Smartphone users are multiplying but that may not improve brands’ chances of engaging with their customers given that apps are being deleted at a dizzying rate. Today, the primary reason people delete apps is that companies send excessive and irrelevant notifications, according to a study from Leanplum.

To win the hearts and wallets of consumers, brands must adopt an omnichannel strategy, one that prioritizes convenient and seamless communication with its customers. Yet brands are struggling to find the balance between keeping their users informed and ensuring they don’t over-communicate. More than 75 percent of millennials and more than half of baby boomers and Gen Z delete apps that annoy them with unnecessary notifications. 

To counter this, the research indicates that brands must be mindful of the number of notifications they send while also considering the time at which they communicate with customers. About two-thirds of respondents said they have a preference for when they receive notifications, though the findings are split between the morning, afternoon and evening. 
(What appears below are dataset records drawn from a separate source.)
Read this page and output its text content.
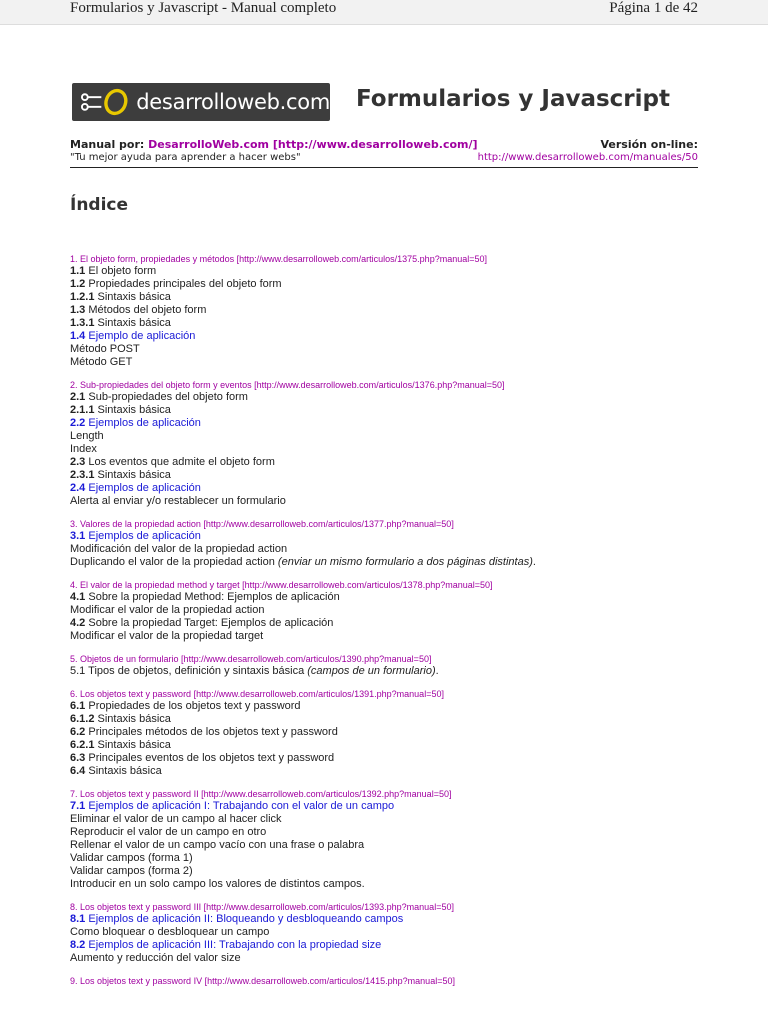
Formularios y Javascript - Manual completo	Página 1 de 42
desarrolloweb.com Formularios y Javascript
Manual por: DesarrolloWeb.com [http://www.desarrolloweb.com/]
"Tu mejor ayuda para aprender a hacer webs"
Versión on-line:
http://www.desarrolloweb.com/manuales/50
Índice
1. El objeto form, propiedades y métodos [http://www.desarrolloweb.com/articulos/1375.php?manual=50]
1.1 El objeto form
1.2 Propiedades principales del objeto form
1.2.1 Sintaxis básica
1.3 Métodos del objeto form
1.3.1 Sintaxis básica
1.4 Ejemplo de aplicación
Método POST
Método GET
2. Sub-propiedades del objeto form y eventos [http://www.desarrolloweb.com/articulos/1376.php?manual=50]
2.1 Sub-propiedades del objeto form
2.1.1 Sintaxis básica
2.2 Ejemplos de aplicación
Length
Index
2.3 Los eventos que admite el objeto form
2.3.1 Sintaxis básica
2.4 Ejemplos de aplicación
Alerta al enviar y/o restablecer un formulario
3. Valores de la propiedad action [http://www.desarrolloweb.com/articulos/1377.php?manual=50]
3.1 Ejemplos de aplicación
Modificación del valor de la propiedad action
Duplicando el valor de la propiedad action (enviar un mismo formulario a dos páginas distintas).
4. El valor de la propiedad method y target [http://www.desarrolloweb.com/articulos/1378.php?manual=50]
4.1 Sobre la propiedad Method: Ejemplos de aplicación
Modificar el valor de la propiedad action
4.2 Sobre la propiedad Target: Ejemplos de aplicación
Modificar el valor de la propiedad target
5. Objetos de un formulario [http://www.desarrolloweb.com/articulos/1390.php?manual=50]
5.1 Tipos de objetos, definición y sintaxis básica (campos de un formulario).
6. Los objetos text y password [http://www.desarrolloweb.com/articulos/1391.php?manual=50]
6.1 Propiedades de los objetos text y password
6.1.2 Sintaxis básica
6.2 Principales métodos de los objetos text y password
6.2.1 Sintaxis básica
6.3 Principales eventos de los objetos text y password
6.4 Sintaxis básica
7. Los objetos text y password II [http://www.desarrolloweb.com/articulos/1392.php?manual=50]
7.1 Ejemplos de aplicación I: Trabajando con el valor de un campo
Eliminar el valor de un campo al hacer click
Reproducir el valor de un campo en otro
Rellenar el valor de un campo vacío con una frase o palabra
Validar campos (forma 1)
Validar campos (forma 2)
Introducir en un solo campo los valores de distintos campos.
8. Los objetos text y password III [http://www.desarrolloweb.com/articulos/1393.php?manual=50]
8.1 Ejemplos de aplicación II: Bloqueando y desbloqueando campos
Como bloquear o desbloquear un campo
8.2 Ejemplos de aplicación III: Trabajando con la propiedad size
Aumento y reducción del valor size
9. Los objetos text y password IV [http://www.desarrolloweb.com/articulos/1415.php?manual=50]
The data also shows that users who consistently disregard notifications find that financial and social media brands send the most useful notifications. Among a list of popular brands, respondents considered Facebook, Wells Fargo and Bank of America the best communicators via apps. Over 30 percent of those surveyed said they like to receive notifications for financial alerts and 87 percent said they don’t mind financial app push notifications.

Still, the survey revealed that email is the most-liked communication from brands across generations. Forty-six percent of people said they prefer notifications in the form of email while only 15 percent prefer push notifications. Moreover, 43 percent of millennials want to receive emails from brands compared to 28 percent of Gen Z. As for the type of companies people most likely open emails from, the majority selected messaging companies (54 percent) and financial emails (41 percent). A separate Survey Money study spoke to email’s good reputation among consumers when it revealed that in the past 12 months, 65 percent of people said they used email to communicate with organizations, compared to 60 percent the year prior.

“At Leanplum, we know that everyone has a personal preference on how they’d like brands to engage with them,” said Athena Koutsonikolas, vice president of marketing, Leanplum. “As evidenced by the survey results, there are even specific differences among demographics, including preferences on timing and frequency for email, in-app and push notifications. Brands that ignore these differences will ultimately not be able to engage with and retain their customers.”